Thank you for support!

Hello,
after searching the forum again I thing the following solution is the best, see below. I have to template the function and must make sure that each argument is able to get it own derived type to enable the mixture of Eigen::Map and Eigen::Matrix arguments to be passed in from the caller.

To make the function header as tight as possible I can use MatrixBase to define that a Matrix must be passed in Dimensions have to be checked after wards in the function body by STATIC_ASSERTS.

Thank you for the greate library and that everything need was already in place.

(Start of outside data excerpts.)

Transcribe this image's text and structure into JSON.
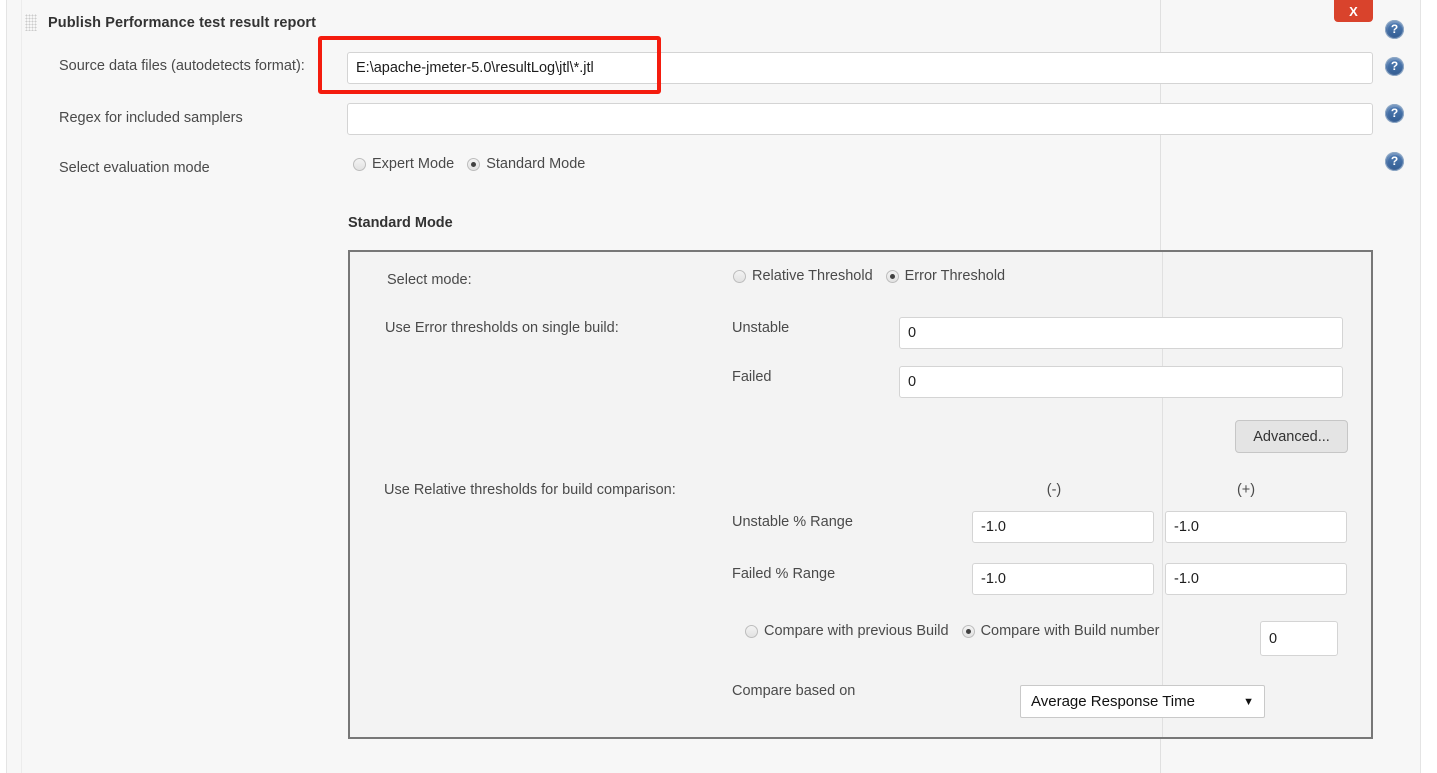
{
  "window": {
    "title": "Publish Performance test result report",
    "close_label": "X",
    "drag_handle": "drag-handle"
  },
  "form": {
    "source_data_files": {
      "label": "Source data files (autodetects format):",
      "value": "E:\\apache-jmeter-5.0\\resultLog\\jtl\\*.jtl",
      "placeholder": ""
    },
    "regex_samplers": {
      "label": "Regex for included samplers",
      "value": "",
      "placeholder": ""
    },
    "evaluation_mode": {
      "label": "Select evaluation mode",
      "options": [
        {
          "label": "Expert Mode",
          "checked": false
        },
        {
          "label": "Standard Mode",
          "checked": true
        }
      ]
    }
  },
  "standard_mode": {
    "title": "Standard Mode",
    "select_mode": {
      "label": "Select mode:",
      "options": [
        {
          "label": "Relative Threshold",
          "checked": false
        },
        {
          "label": "Error Threshold",
          "checked": true
        }
      ]
    },
    "error_thresholds": {
      "label": "Use Error thresholds on single build:",
      "unstable_label": "Unstable",
      "unstable_value": "0",
      "failed_label": "Failed",
      "failed_value": "0"
    },
    "advanced_button": "Advanced...",
    "relative_thresholds": {
      "label": "Use Relative thresholds for build comparison:",
      "col_minus": "(-)",
      "col_plus": "(+)",
      "unstable_label": "Unstable % Range",
      "unstable_minus": "-1.0",
      "unstable_plus": "-1.0",
      "failed_label": "Failed % Range",
      "failed_minus": "-1.0",
      "failed_plus": "-1.0"
    },
    "compare_build": {
      "options": [
        {
          "label": "Compare with previous Build",
          "checked": false
        },
        {
          "label": "Compare with Build number",
          "checked": true
        }
      ],
      "build_number_value": "0"
    },
    "compare_based_on": {
      "label": "Compare based on",
      "selected": "Average Response Time",
      "arrow": "▼"
    }
  },
  "help_icons": {
    "glyph": "?",
    "count": 4
  },
  "colors": {
    "close_button": "#d9432c",
    "help_icon": "#4d74a8",
    "annotation": "#f41c0e",
    "panel_border": "#777777",
    "page_background": "#f7f7f7"
  }
}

May be it would be helpful do extend the tutorial page 10 about this example.

Code: Select all

#include <iostream>
#include <Eigen>
using namespace std;
typedef Eigen::Matrix<double, 6, 6> Matrix6x6;

template<typename M1, typename M2>
void createStiffness( Eigen::MatrixBase<M1> &stiffness, const Eigen::MatrixBase<M2> &damages)
{
     EIGEN_STATIC_ASSERT_MATRIX_SPECIFIC_SIZE(M1, 6, 6);
     EIGEN_STATIC_ASSERT_MATRIX_SPECIFIC_SIZE(M2, 6, 6);

     stiffness << 11, 12, 13, 14, 15, 16,
                  12, 22, 23, 24, 25, 26,
                  13, 23, 33, 34, 35, 36,
                  14, 24, 34, 44, 45, 46,
                  15, 25, 35, 45, 55, 56,
                  16, 26, 36, 46, 56, 66;

     stiffness.array()*=damages.array();
}

int main()
{
    double plainArray[36];
    for(int i=0; i<6; i++) {
        for(int j=0; j<6; j++) {
            plainArray[i+j*6] = 0.0;
        }
    }

    Matrix6x6 damage = Matrix6x6::Random();

    Eigen::Map< Matrix6x6 > mappedArray(plainArray);
    cout << "MappedArray before:" << endl;
    cout << mappedArray << endl;

    createStiffness(mappedArray, damage);
    cout << "MappedArray after:" << endl;
    cout << mappedArray << endl;

    Matrix6x6 stiff;
    createStiffness(stiff, damage);
    cout << "Stiffness:" << endl;
    cout << stiff << endl;
    return 0;
}


EDIT: oops I did not see you found the solution by yourself, great.

Well you can still control the input types of template functions using static assertion and/or enable_if constructs.

Now if you really don't want to have template public code you can still have a simple public template function calling an internal version that take a Map<> object as argument. The template public function will simply convert the user input into a Map<>, eg.:

template <typename Derived> void createStiffness(MatrixBase<Derived> &stiffness)
{
Map<Matrix6x6> tmp(stiffness.data(), stiffness.rows(), stiffness.cols());
createStiffness_impl(tmp);
}

void createStiffness_impl(Map<Matrix6x6>& stiffness) { ... }

You can also generalize this to Map<> objects with a stride such that you can also accept block expressions as input.

For the next version we plan to allow to automatically construct Map<> objects from compatible objects such that the above template wrapper won't be needed anymore.

Note that storage order will still have to match.